Search code examples
data-vault

Datavault: How to get hashes for foreign key relationships (populating link tables)


I've read the data vault book end to end, but I'm still trying to resolve one specific thing related to how you'd populate the link tables (how to get all hashes for that). From the blog of scalefree: massively parallel processing, it demonstrates that satellites and hubs can be loaded in full parallel fashion, but it doesn't go into a lot of detail related to the link tables.

Links require hash keys, thus in some way 'business keys' from multiple tables to establish the relationships, that's what they do, they record relations between hubs. There aren't very good explanations or in-depth explanations how you would retrieve the business keys of related entities when populating these link tables.

For a specific table like 'customer' things are easy for hub and satellite: just convert the business key to a hash and load both of them in parallel.

But a customer details table or a transaction table from an OLTP need some kind of join to happen to look up the business key for the customer or to look up all the related entities in the transaction (product, customer, store, etc), because those tables do not typically store (all) business key(s) as an attribute in the table.

If I assume that staging is loaded incrementally and truncated, then staging doesn't necessarily have all the entities loaded to be able to perform joins there.
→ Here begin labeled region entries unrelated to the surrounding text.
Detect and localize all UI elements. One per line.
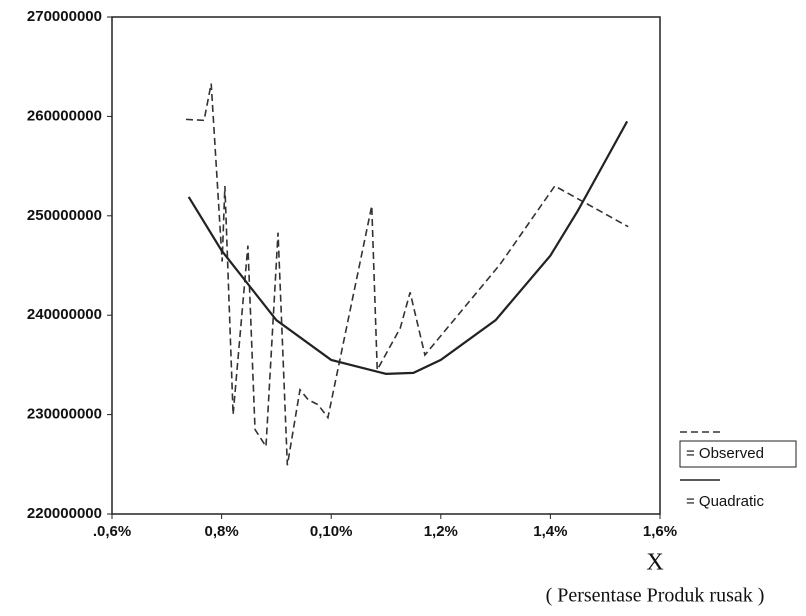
- x-tick-label: 1,6%: [643, 523, 677, 540]
- y-tick-label: 270000000: [27, 8, 102, 25]
- x-axis-label: X: [646, 550, 663, 576]
- y-tick-label: 230000000: [27, 406, 102, 423]
- plot-frame: [111, 16, 661, 515]
- legend-label: = Observed: [686, 445, 764, 462]
- legend-box: [679, 440, 797, 468]
- x-tick-label: 0,8%: [204, 523, 238, 540]
- x-tick-label: 1,4%: [533, 523, 567, 540]
- x-axis-sublabel: ( Persentase Produk rusak ): [546, 585, 765, 607]
- y-tick-label: 260000000: [27, 107, 102, 124]
- y-tick-label: 220000000: [27, 505, 102, 522]
- x-tick-label: 0,10%: [310, 523, 353, 540]
- legend-label: = Quadratic: [686, 493, 764, 510]
- series-line: [185, 83, 629, 466]
- x-tick-label: .0,6%: [93, 523, 131, 540]
- y-tick-label: 240000000: [27, 306, 102, 323]
- series-line: [187, 120, 629, 375]
- y-tick-label: 250000000: [27, 207, 102, 224]
- x-tick-label: 1,2%: [424, 523, 458, 540]
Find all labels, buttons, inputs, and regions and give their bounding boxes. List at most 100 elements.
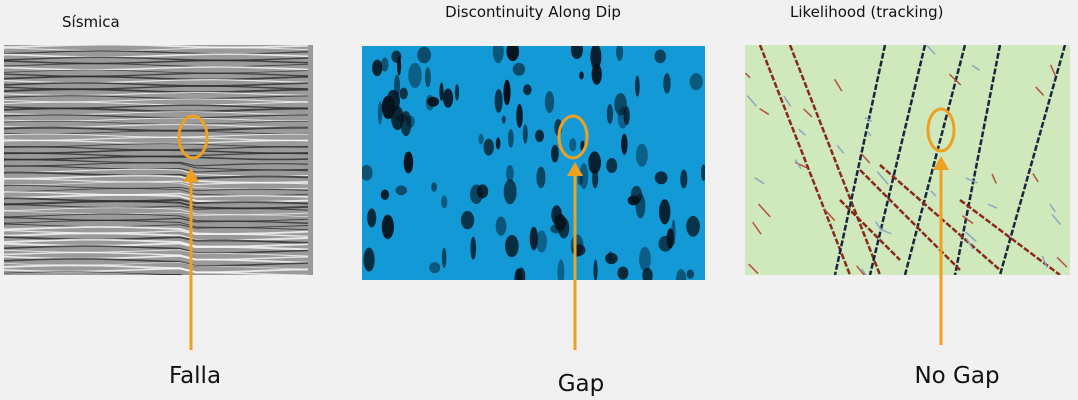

How to resolve this dilemma and create a design that works?

  1. Join on tables in the source OLTP systems to generate the business keys from there and propagate them as hashes from there? (this ends up wrong if the business key was chosen incorrectly)
  2. Use a persistent staging area, so never truncate? (then it's always possible to join on any table in there to resolve)
  3. Use some kind of index for surrogate keys -> business keys and perform a lookup from there? (minimizes I/O a bit further and is a mix between incremental staging and persistent staging).
  4. some other method...?

Essentially, what is the best practice for generating the hashes for all foreign key relations of your OLTP systems?


Solution

  • I talked to an expert about this and this is the answer I accepted from him:

    The only sensible two ways to produce hashes for tables that do not have all the columns necessary to produce a business key for that table is:

    • In the case where you have a full load of all the tables that have the business keys (yet maybe incremental for a link table), join to the relevant source tables having the business keys in staging. This is ok, because you can guarantee you have all the data in staging at that moment.
      • In the case where you have incremental loads for tables having business keys, you must use a persistent staging area (PSA) to do this for you.

    It is considered bad practice to join tables in source system queries in order to generate the business keys. The reason is that the data warehouse should have as little operational impact as possible.